Schweden gehört zu den Ländern, in denen ich sehr gern Urlaub mache. Manchmal ergibt es sich, dass aus diesem Land Impulse kommen, die auch für meine Arbeit wichtig sind. Vor ein paar Jahren gab mir eine Kollegin ein Faltblatt, das sich an Konfirmandeneltern wendet und das sie in einer südschwedischen Gemeinde entdeckt hatte.
Mich hat dieser Elternbrief mit seiner wertschätzenden achtsamen Art sehr berührt. Deshalb veröffentliche ich hier in Auszügen den ersten Teil. Der zweite Teil folgt in der nächsten Woche.
Zur Erklärung: in Schweden ist es üblich, dass sich auch fremde Erwachsene duzen. Das habe ich in der Übersetzung beibehalten.
„In diesem Faltblatt kannst du mehr über die Konfirmation lesen und was es bedeutet, jugendlich zu sein. Wenn du Fragen hast oder mit jemandem sprechen möchtest, nimm gern Kontakt mit deiner Kirchengemeinde auf …
Die Kindheit zu verlassen ist sowohl mit Freude als auch mit Sorgen verbunden. Das Sichere und Gewohnte gilt nicht mehr, neue Interessen locken … Neue Gedanken und Ansichten entwickeln sich …
Du liebst dein Kind und wünschst ihm alles Gute für die Zukunft. Du hast ihm etwas sehr Wichtiges zu vermitteln: du bist wichtig, du bist es wert, dass es dir gut geht, ich stehe für dich ein.
Du hast auch Fragen an dein Kind: was ist wichtig für dich, wie willst du dein Leben gestalten? Es ist nicht sicher, dass jemand anderes diese Fragen stellt …
Bisher warst du die Norm für dein Kind, das Vorbild, wie Erwachsene sein sollten. Nun bist du wichtig als Gegenpol. Um ein erwachsener Mensch zu werden, muss dein Kind herausfinden, worin ihr euch gleicht und worin ihr euch unterscheidet. Natürlich wird erst das Trennende betont, denn in den Unterschieden wird ja deutlich, dass dein Kind eine eigene Person ist.
Es ist wichtig, dass du als Eltern dich traust, zu deinen Ansichten zu stehen und für sie Respekt forderst. Aber du musst auch die Grenzen respektieren, die dein Kind zieht. Gib deinem Kind die Möglichkeit, seinen Standpunkt zu erklären. Vielleicht bist du die einzige Person, die durchdachte Erklärungen und Motive für die Handlungen deines Kindes erwartet. Auch wenn dein Kind das vielleicht nicht erkennen wird, so bist du doch immer noch eine sehr wichtige Person in seinem Leben.
Für die meisten Jugendlichen bedeuten Gefühle sehr viel. Auch die, die nach Außen hin ruhig und ausgeglichen wirken, können erfüllt sein von Gedanken und Fragen, die von Tag zu Tag wechseln. Um seine Gefühle zu erkennen und sie gelassen zeigen zu können, braucht es Übung. Eine Voraussetzung dafür, etwas zu wagen, ist es, Sicherheit zu kennen. Das gilt auch für das Wagnis, seine neuen Ansichten und Gefühle zu äußern. Es kann sein, dass ein junger Mensch, der ganz negativ und kritisch zu sein scheint, jemand ist, der sich in der Beziehung zu seinen Eltern sehr sicher fühlt.
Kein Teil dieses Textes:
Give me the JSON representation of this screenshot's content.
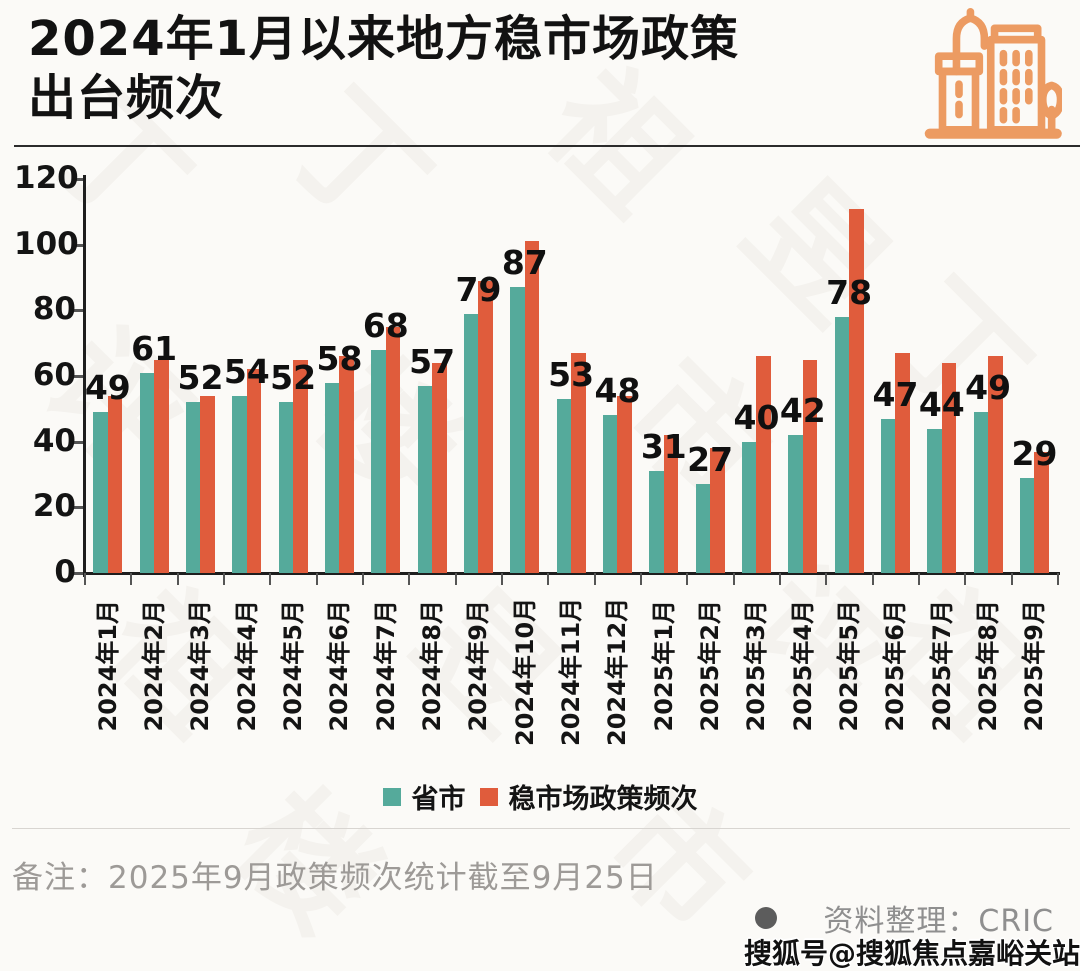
{
  "page": {
    "background": "#FBFAF7"
  },
  "header": {
    "title_line1": "2024年1月以来地方稳市场政策",
    "title_line2": "出台频次",
    "icon": "city-buildings-icon",
    "icon_color": "#EC9B62"
  },
  "chart_data": {
    "type": "bar",
    "title": "2024年1月以来地方稳市场政策出台频次",
    "categories": [
      "2024年1月",
      "2024年2月",
      "2024年3月",
      "2024年4月",
      "2024年5月",
      "2024年6月",
      "2024年7月",
      "2024年8月",
      "2024年9月",
      "2024年10月",
      "2024年11月",
      "2024年12月",
      "2025年1月",
      "2025年2月",
      "2025年3月",
      "2025年4月",
      "2025年5月",
      "2025年6月",
      "2025年7月",
      "2025年8月",
      "2025年9月"
    ],
    "series": [
      {
        "name": "省市",
        "color": "#55AA9B",
        "values": [
          49,
          61,
          52,
          54,
          52,
          58,
          68,
          57,
          79,
          87,
          53,
          48,
          31,
          27,
          40,
          42,
          78,
          47,
          44,
          49,
          29
        ],
        "data_labels_shown": true
      },
      {
        "name": "稳市场政策频次",
        "color": "#E05C3C",
        "values": [
          54,
          65,
          54,
          62,
          65,
          66,
          75,
          64,
          89,
          101,
          67,
          54,
          42,
          38,
          66,
          65,
          111,
          67,
          64,
          66,
          37
        ],
        "data_labels_shown": false
      }
    ],
    "xlabel": "",
    "ylabel": "",
    "ylim": [
      0,
      120
    ],
    "yticks": [
      0,
      20,
      40,
      60,
      80,
      100,
      120
    ],
    "grid": false,
    "legend_position": "bottom",
    "bar_label_values": [
      49,
      61,
      52,
      54,
      52,
      58,
      68,
      57,
      79,
      87,
      53,
      48,
      31,
      27,
      40,
      42,
      78,
      47,
      44,
      49,
      29
    ]
  },
  "legend": {
    "items": [
      {
        "label": "省市",
        "color": "#55AA9B"
      },
      {
        "label": "稳市场政策频次",
        "color": "#E05C3C"
      }
    ]
  },
  "footer": {
    "note": "备注：2025年9月政策频次统计截至9月25日",
    "source_label": "资料整理：CRIC",
    "watermark_bottom": "搜狐号@搜狐焦点嘉峪关站"
  },
  "watermark": {
    "text": "丁祖昱评楼市"
  }
}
Für Jugendliche ist der Freundeskreis sehr wichtig. Die Freundschaft bedeutet Zusammengehörigkeit und Gemeinschaft, aber auch gegenseitige kritische Betrachtung der Kleidung, des Auftretens und des Verhaltens. Die eigene Identität wächst mit der Gruppe als Grundlage. Die Gleichheit in den Interessen, im Stil der Kleidung und im Musikgeschmack ist ein wichtiger Teil der Gruppenidentität.
Es ist wichtig, dass du als Eltern respektierst, dass dein Kind das Recht hat, über sein eigenes Aussehen zu entscheiden. Gleichzeitig muss dein Kind auch Rücksicht nehmen auf deine Ansichten über die passende Kleidung zum Beispiel bei Familienfesten.
Rücksicht zu nehmen und Kompromisse zu schließen ist wichtig für alle in der Familie.